European data protection bodies highlight several areas of concern, some of which align with the desire of the tech industry to avoid over-prescriptive regulation
A key pillar of the EC’s Data Strategy: The European Data Protection Board and the European Data Protection Supervisor issued a joint opinion on the European Commission’s recent proposal for a Data Act. The Act would set out the conditions under which businesses, consumers, and public authorities can access industrial data. The proposal is one of the legislative pillars of the EC’s Data Strategy, through which the EC aims to maximise the socio-economic impact of data and create a more favourable environment for tech investment in the EU. Currently, the EC estimates that 80% of industrial data is never used, and expects the new rules to unlock €270bn of additional GDP by 2028. While the new rules should enable the creation of more value from data, they also pose a set of problems for those who will share and receive data. The joint opinion of the EDPB and the EDPS highlights some of these issues.

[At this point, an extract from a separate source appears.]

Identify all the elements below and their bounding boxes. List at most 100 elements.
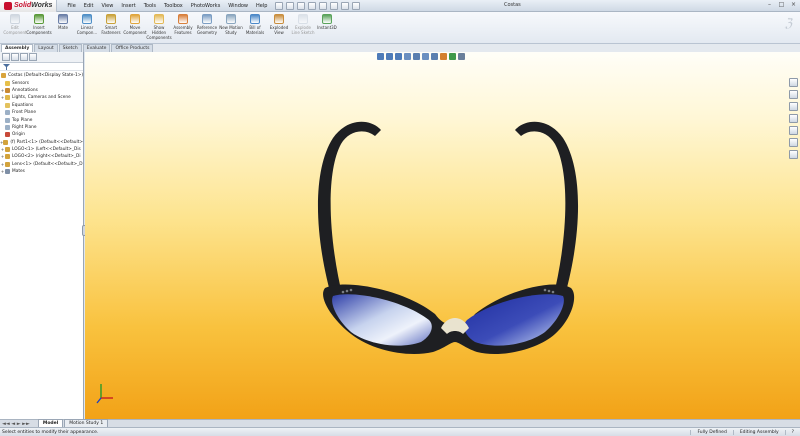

The three main concerns raised in the opinion: Firstly, the Data Act must retain compatibility with the existing data protection framework (i.e. the GDPR). While the EC’s proposal states that objective, the two bodies believe it needs more explicit safeguards. The Act should specify that the GDPR prevails in case of conflict, and should include provisions to ensure “data minimisation” so that devices can be used in the least intrusive way possible. Particular concern is expressed around the enhancement of the right to data portability, which would require manufacturers and data holders to provide access to data to businesses. There should also be clear limitations in cases where the use of personal data may allow precise conclusions about individuals’ private lives. Secondly, the provisions around ‘business-to-government’ data sharing cause concern since the circumstances justifying the access to data should be defined more narrowly. Finally, the current governance structure appears too complex and confusing. National data protection authorities should not only be designated as responsible for the application of the Act related to personal data, but also prevail over other authorities.
The criticisms should be a warning sign for the EC: With consumers and industry potentially aligned over the same risks arising from the Act, the EC could face strong calls for changes to the proposal. The trade association Digital Europe raised concerns about the lack of clarity and the additional burden that could arise from the overlap between the Data Act and the GDPR, and called for an approach that uses existing legal tools as much as possible before introducing new ones. The tech and telecoms industry are warning about the possible effects of additional regulation, and while consumers see the benefit of wider access to data, they could also be concerned about worsening privacy safeguards. Increasingly with the Data Act it looks like there are a number of difficult compromises to reach, the result of which could be a lengthy negotiation before a final text is adopted.